In altri termini non sembrerebbe possibile sostenere che la sussistenza delle province regionali per oltre 25 anni costituirebbe di per sé una riprova della sua costituzionalità. Infatti non può ritenersi che la permanenza di una norma nell’ordinamento, per un periodo più o meno lungo, costituisca garanzia di costituzionalità, come dimostrano gli esempi dei consigli comunali e provinciali in tema di contenzioso elettorale amministrativo (Corte Cost. n. 93/1965), dei Consigli di prefettura (Corte Cost. n. 55/1966) o, ancora, delle giunte provinciali amministrative (Corte Cost. n. 30/1967).
[1] Pubblicato anche su “Amministrazione In cammino”, rivista elettronica di diritto pubblico, pubblicata sul web all’indirizzo www.amministrazioneincammino.luiss.it, 24/11/2011.
[2] Giovanni Pitruzzella in “L’alba della Sicilia”, Sellerio editore, Palermo, 1996.
[3] Una mechanè (mēkhanē) era una sorta di gru usata nel teatro greco, in particolare nel V e IV secolo a.C. Composto da bracci di legno e da un sistema di pulegge, questo marchingegno teatrale era usato per sollevare in aria gli attori, simulandone il volo. Era sicuramente in grado di sollevare almeno due persone e trasportarli nel mezzo dell’orchestra, oppure sopra la skené. Proprio per questo motivo, la mechanè era spesso usata per simulare l’intervento di un dio sulla scena, da cui l’espressione latina Deus ex machina (“Dio dalla macchina”) (Wikipedia).
[4] Corte Cost. 14 luglio 1956 nn. 14, 15, 16; 16 luglio 1956 n. 20; 19 luglio 1956 n. 22; 26 gennaio 1957 n. 15; 18 maggio 1959 n. 30, etc..
[5] Corte Cost. 18 maggio 1959 n. 30, Corte Cost. n. 13/1974.
[6] Corte Cost.
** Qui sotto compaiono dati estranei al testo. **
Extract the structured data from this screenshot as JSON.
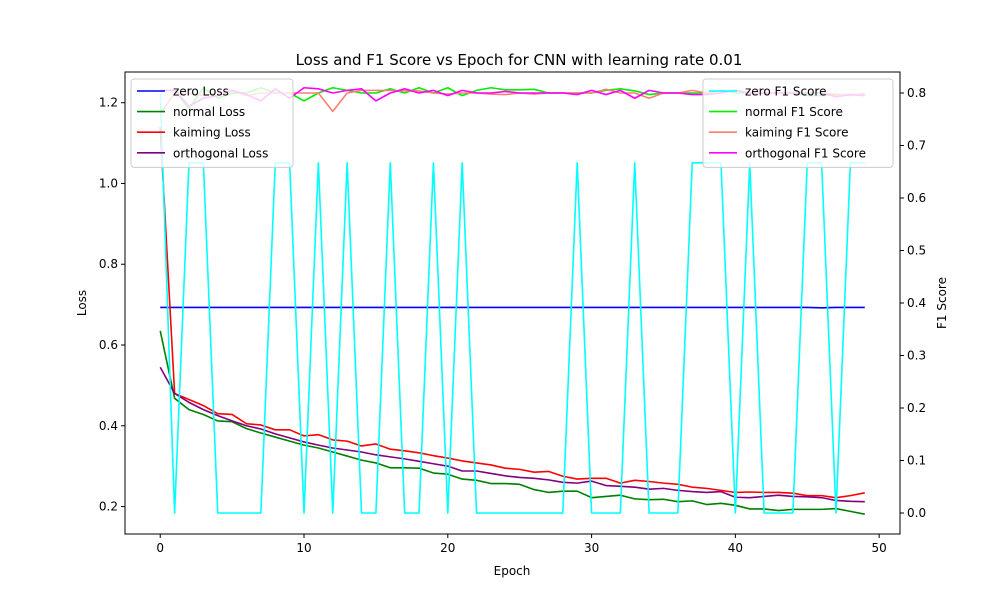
{
  "chart_data": {
    "type": "line",
    "title": "Loss and F1 Score vs Epoch for CNN with learning rate 0.01",
    "xlabel": "Epoch",
    "ylabel": "Loss",
    "ylabel_right": "F1 Score",
    "xlim": [
      -2.45,
      51.45
    ],
    "ylim": [
      0.132,
      1.276
    ],
    "ylim_right": [
      -0.04,
      0.84
    ],
    "x_ticks": [
      0,
      10,
      20,
      30,
      40,
      50
    ],
    "y_ticks": [
      0.2,
      0.4,
      0.6,
      0.8,
      1.0,
      1.2
    ],
    "y_ticks_right": [
      0.0,
      0.1,
      0.2,
      0.3,
      0.4,
      0.5,
      0.6,
      0.7,
      0.8
    ],
    "grid": false,
    "legend_left": "top-left",
    "legend_right": "top-right",
    "x": [
      0,
      1,
      2,
      3,
      4,
      5,
      6,
      7,
      8,
      9,
      10,
      11,
      12,
      13,
      14,
      15,
      16,
      17,
      18,
      19,
      20,
      21,
      22,
      23,
      24,
      25,
      26,
      27,
      28,
      29,
      30,
      31,
      32,
      33,
      34,
      35,
      36,
      37,
      38,
      39,
      40,
      41,
      42,
      43,
      44,
      45,
      46,
      47,
      48,
      49
    ],
    "series": [
      {
        "name": "zero Loss",
        "axis": "left",
        "color": "#0000ff",
        "values": [
          0.693,
          0.693,
          0.693,
          0.693,
          0.693,
          0.693,
          0.693,
          0.693,
          0.693,
          0.693,
          0.693,
          0.693,
          0.693,
          0.693,
          0.693,
          0.693,
          0.693,
          0.693,
          0.693,
          0.693,
          0.693,
          0.693,
          0.693,
          0.693,
          0.693,
          0.693,
          0.693,
          0.693,
          0.693,
          0.693,
          0.693,
          0.693,
          0.693,
          0.693,
          0.693,
          0.693,
          0.693,
          0.693,
          0.693,
          0.693,
          0.693,
          0.693,
          0.693,
          0.693,
          0.693,
          0.693,
          0.692,
          0.693,
          0.693,
          0.693
        ]
      },
      {
        "name": "normal Loss",
        "axis": "left",
        "color": "#008000",
        "values": [
          0.635,
          0.468,
          0.44,
          0.428,
          0.412,
          0.41,
          0.393,
          0.382,
          0.372,
          0.362,
          0.352,
          0.345,
          0.335,
          0.325,
          0.315,
          0.308,
          0.296,
          0.296,
          0.295,
          0.283,
          0.28,
          0.268,
          0.265,
          0.257,
          0.257,
          0.255,
          0.242,
          0.235,
          0.238,
          0.238,
          0.222,
          0.225,
          0.228,
          0.219,
          0.217,
          0.218,
          0.212,
          0.214,
          0.205,
          0.208,
          0.203,
          0.194,
          0.194,
          0.19,
          0.193,
          0.193,
          0.193,
          0.195,
          0.188,
          0.181
        ]
      },
      {
        "name": "kaiming Loss",
        "axis": "left",
        "color": "#ff0000",
        "values": [
          1.14,
          0.48,
          0.465,
          0.45,
          0.43,
          0.428,
          0.405,
          0.402,
          0.39,
          0.39,
          0.375,
          0.378,
          0.365,
          0.362,
          0.35,
          0.355,
          0.342,
          0.338,
          0.333,
          0.326,
          0.32,
          0.313,
          0.308,
          0.303,
          0.295,
          0.292,
          0.285,
          0.287,
          0.275,
          0.268,
          0.27,
          0.27,
          0.258,
          0.265,
          0.262,
          0.258,
          0.255,
          0.248,
          0.245,
          0.24,
          0.235,
          0.236,
          0.235,
          0.235,
          0.233,
          0.227,
          0.227,
          0.222,
          0.227,
          0.234
        ]
      },
      {
        "name": "orthogonal Loss",
        "axis": "left",
        "color": "#800080",
        "values": [
          0.545,
          0.48,
          0.458,
          0.44,
          0.425,
          0.412,
          0.4,
          0.392,
          0.38,
          0.37,
          0.36,
          0.352,
          0.345,
          0.34,
          0.335,
          0.328,
          0.323,
          0.318,
          0.312,
          0.306,
          0.3,
          0.288,
          0.288,
          0.282,
          0.276,
          0.272,
          0.27,
          0.266,
          0.26,
          0.258,
          0.263,
          0.252,
          0.25,
          0.248,
          0.243,
          0.245,
          0.24,
          0.237,
          0.235,
          0.237,
          0.223,
          0.222,
          0.225,
          0.228,
          0.225,
          0.224,
          0.222,
          0.215,
          0.213,
          0.212
        ]
      },
      {
        "name": "zero F1 Score",
        "axis": "right",
        "color": "#00ffff",
        "values": [
          0.8,
          0.0,
          0.667,
          0.667,
          0.0,
          0.0,
          0.0,
          0.0,
          0.667,
          0.667,
          0.0,
          0.667,
          0.0,
          0.667,
          0.0,
          0.0,
          0.667,
          0.0,
          0.0,
          0.667,
          0.0,
          0.667,
          0.0,
          0.0,
          0.0,
          0.0,
          0.0,
          0.0,
          0.0,
          0.667,
          0.0,
          0.0,
          0.0,
          0.667,
          0.0,
          0.0,
          0.0,
          0.667,
          0.667,
          0.667,
          0.0,
          0.667,
          0.0,
          0.0,
          0.0,
          0.667,
          0.667,
          0.0,
          0.667,
          0.667
        ]
      },
      {
        "name": "normal F1 Score",
        "axis": "right",
        "color": "#00ee00",
        "values": [
          0.805,
          0.805,
          0.77,
          0.81,
          0.79,
          0.8,
          0.8,
          0.81,
          0.8,
          0.8,
          0.785,
          0.8,
          0.81,
          0.805,
          0.8,
          0.8,
          0.808,
          0.8,
          0.81,
          0.8,
          0.81,
          0.795,
          0.805,
          0.81,
          0.806,
          0.806,
          0.807,
          0.8,
          0.8,
          0.8,
          0.8,
          0.805,
          0.808,
          0.804,
          0.797,
          0.8,
          0.8,
          0.8,
          0.8,
          0.805,
          0.8,
          0.8,
          0.8,
          0.8,
          0.8,
          0.795,
          0.795,
          0.797,
          0.797,
          0.797
        ]
      },
      {
        "name": "kaiming F1 Score",
        "axis": "right",
        "color": "#fa8072",
        "values": [
          0.76,
          0.8,
          0.8,
          0.795,
          0.8,
          0.805,
          0.795,
          0.8,
          0.8,
          0.8,
          0.8,
          0.8,
          0.765,
          0.8,
          0.805,
          0.805,
          0.805,
          0.804,
          0.804,
          0.8,
          0.798,
          0.8,
          0.8,
          0.798,
          0.797,
          0.8,
          0.798,
          0.8,
          0.8,
          0.8,
          0.8,
          0.807,
          0.8,
          0.8,
          0.79,
          0.8,
          0.8,
          0.805,
          0.8,
          0.8,
          0.805,
          0.8,
          0.8,
          0.8,
          0.8,
          0.8,
          0.8,
          0.798,
          0.795,
          0.8
        ]
      },
      {
        "name": "orthogonal F1 Score",
        "axis": "right",
        "color": "#ff00ff",
        "values": [
          0.805,
          0.805,
          0.775,
          0.79,
          0.795,
          0.805,
          0.797,
          0.785,
          0.808,
          0.79,
          0.81,
          0.808,
          0.8,
          0.805,
          0.808,
          0.785,
          0.8,
          0.808,
          0.8,
          0.805,
          0.795,
          0.805,
          0.8,
          0.8,
          0.803,
          0.8,
          0.8,
          0.8,
          0.8,
          0.797,
          0.805,
          0.797,
          0.805,
          0.79,
          0.805,
          0.8,
          0.8,
          0.797,
          0.797,
          0.8,
          0.805,
          0.8,
          0.8,
          0.8,
          0.8,
          0.8,
          0.8,
          0.793,
          0.797,
          0.795
        ]
      }
    ]
  }
}
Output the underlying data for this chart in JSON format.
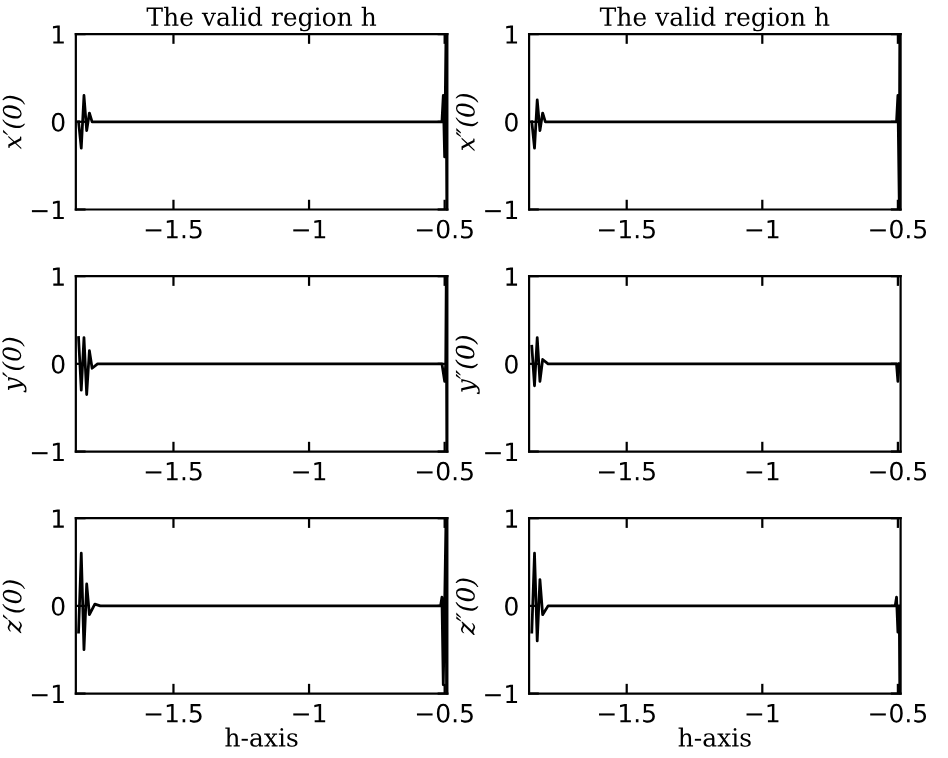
{
  "chart_data": [
    {
      "type": "line",
      "title": "The valid region h",
      "ylabel": "x′(0)",
      "xlim": [
        -1.86,
        -0.49
      ],
      "xticks": [
        -1.5,
        -1,
        -0.5
      ],
      "ylim": [
        -1,
        1
      ],
      "yticks": [
        -1,
        0,
        1
      ],
      "grid": false,
      "series": [
        {
          "color": "#000000",
          "x": [
            -1.85,
            -1.84,
            -1.83,
            -1.82,
            -1.81,
            -1.8,
            -0.51,
            -0.505,
            -0.5,
            -0.495,
            -0.492
          ],
          "values": [
            0,
            -0.3,
            0.3,
            -0.1,
            0.1,
            0,
            0,
            0.3,
            -0.4,
            1,
            -1
          ]
        }
      ]
    },
    {
      "type": "line",
      "title": "The valid region h",
      "ylabel": "x″(0)",
      "xlim": [
        -1.86,
        -0.49
      ],
      "xticks": [
        -1.5,
        -1,
        -0.5
      ],
      "ylim": [
        -1,
        1
      ],
      "yticks": [
        -1,
        0,
        1
      ],
      "grid": false,
      "series": [
        {
          "color": "#000000",
          "x": [
            -1.85,
            -1.84,
            -1.83,
            -1.82,
            -1.81,
            -1.8,
            -0.505,
            -0.5,
            -0.495,
            -0.493,
            -0.491
          ],
          "values": [
            0,
            -0.3,
            0.25,
            -0.1,
            0.1,
            0,
            0,
            0.3,
            -0.9,
            1,
            -1
          ]
        }
      ]
    },
    {
      "type": "line",
      "ylabel": "y′(0)",
      "xlim": [
        -1.86,
        -0.49
      ],
      "xticks": [
        -1.5,
        -1,
        -0.5
      ],
      "ylim": [
        -1,
        1
      ],
      "yticks": [
        -1,
        0,
        1
      ],
      "grid": false,
      "series": [
        {
          "color": "#000000",
          "x": [
            -1.85,
            -1.84,
            -1.83,
            -1.82,
            -1.81,
            -1.8,
            -1.78,
            -0.51,
            -0.5,
            -0.496,
            -0.494,
            -0.492
          ],
          "values": [
            0.3,
            -0.3,
            0.3,
            -0.35,
            0.15,
            -0.05,
            0,
            0,
            -0.2,
            0,
            1,
            -1
          ]
        }
      ]
    },
    {
      "type": "line",
      "ylabel": "y″(0)",
      "xlim": [
        -1.86,
        -0.49
      ],
      "xticks": [
        -1.5,
        -1,
        -0.5
      ],
      "ylim": [
        -1,
        1
      ],
      "yticks": [
        -1,
        0,
        1
      ],
      "grid": false,
      "series": [
        {
          "color": "#000000",
          "x": [
            -1.85,
            -1.84,
            -1.83,
            -1.82,
            -1.81,
            -1.79,
            -0.505,
            -0.5,
            -0.495
          ],
          "values": [
            0.2,
            -0.25,
            0.3,
            -0.2,
            0.05,
            0,
            0,
            -0.2,
            0
          ]
        }
      ]
    },
    {
      "type": "line",
      "ylabel": "z′(0)",
      "xlabel": "h-axis",
      "xlim": [
        -1.86,
        -0.49
      ],
      "xticks": [
        -1.5,
        -1,
        -0.5
      ],
      "ylim": [
        -1,
        1
      ],
      "yticks": [
        -1,
        0,
        1
      ],
      "grid": false,
      "series": [
        {
          "color": "#000000",
          "x": [
            -1.85,
            -1.84,
            -1.83,
            -1.82,
            -1.81,
            -1.79,
            -1.77,
            -0.515,
            -0.51,
            -0.505,
            -0.5,
            -0.495,
            -0.493
          ],
          "values": [
            -0.3,
            0.6,
            -0.5,
            0.25,
            -0.1,
            0.02,
            0,
            0,
            0.1,
            -0.9,
            0,
            1,
            -1
          ]
        }
      ]
    },
    {
      "type": "line",
      "ylabel": "z″(0)",
      "xlabel": "h-axis",
      "xlim": [
        -1.86,
        -0.49
      ],
      "xticks": [
        -1.5,
        -1,
        -0.5
      ],
      "ylim": [
        -1,
        1
      ],
      "yticks": [
        -1,
        0,
        1
      ],
      "grid": false,
      "series": [
        {
          "color": "#000000",
          "x": [
            -1.85,
            -1.84,
            -1.83,
            -1.82,
            -1.81,
            -1.79,
            -0.51,
            -0.505,
            -0.5,
            -0.495,
            -0.493
          ],
          "values": [
            -0.3,
            0.6,
            -0.4,
            0.3,
            -0.1,
            0,
            0,
            0.1,
            -0.3,
            0,
            -1
          ]
        }
      ]
    }
  ]
}
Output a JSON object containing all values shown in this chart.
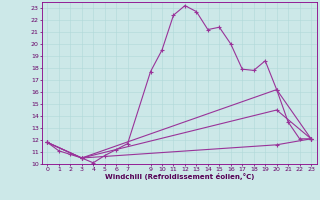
{
  "xlabel": "Windchill (Refroidissement éolien,°C)",
  "background_color": "#cce8e8",
  "line_color": "#993399",
  "xlim": [
    -0.5,
    23.5
  ],
  "ylim": [
    10,
    23.5
  ],
  "xticks": [
    0,
    1,
    2,
    3,
    4,
    5,
    6,
    7,
    9,
    10,
    11,
    12,
    13,
    14,
    15,
    16,
    17,
    18,
    19,
    20,
    21,
    22,
    23
  ],
  "yticks": [
    10,
    11,
    12,
    13,
    14,
    15,
    16,
    17,
    18,
    19,
    20,
    21,
    22,
    23
  ],
  "line1_x": [
    0,
    1,
    2,
    3,
    4,
    5,
    6,
    7,
    9,
    10,
    11,
    12,
    13,
    14,
    15,
    16,
    17,
    18,
    19,
    20,
    21,
    22,
    23
  ],
  "line1_y": [
    11.8,
    11.1,
    10.8,
    10.5,
    10.1,
    10.7,
    11.2,
    11.7,
    17.7,
    19.5,
    22.4,
    23.2,
    22.7,
    21.2,
    21.4,
    20.0,
    17.9,
    17.8,
    18.6,
    16.2,
    13.5,
    12.1,
    12.1
  ],
  "line2_x": [
    0,
    3,
    20,
    23
  ],
  "line2_y": [
    11.8,
    10.5,
    16.2,
    12.1
  ],
  "line3_x": [
    0,
    3,
    20,
    23
  ],
  "line3_y": [
    11.8,
    10.5,
    14.5,
    12.1
  ],
  "line4_x": [
    0,
    3,
    20,
    23
  ],
  "line4_y": [
    11.8,
    10.5,
    11.6,
    12.1
  ]
}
Sent. n. 20/1956.
[7] La consapevolezza di un mutato quadro ordinamentale rispetto alla previsione dei Liberi Consorzi di Comuni contenuta nell’art. 15 dello Statuto si evince dalla Circolare applicativa della L.r. n. 9/86 emanata dall’Assessorato Reg.le agli Enti locali che così recita: “La nuova provincia conserva la connotazione associativa dei comuni, ma rimarca necessariamente, in linea con l’evoluzione dottrinaria di interpretazione dei principi costituzionali circa l’ordinamento degli enti locali e l’attuazione dello stato sociale, le componenti essenziali del territorio e di polo di direzione (che comporta l’individuazione fisica del centro operativo: il capoluogo) per lo sviluppo economico-sociale delle comunità che racchiude, per la formazione ed attuazione della programmazione regionale, per la razionale organizzazione delle strutture dei servizi e per l’attuazione del decentramento regionale ed anche statale”.
[8] Confermata da ultimo con sent. n. 353/2001.
[9] Corte Cost. nn. 212/1984, 213/1998.
[10] v. per la Sicilia l’art. 41 ter dello Statuto, aggiunto dall’art. 1 della L. Cost. 31 gennaio 2001 n. 2.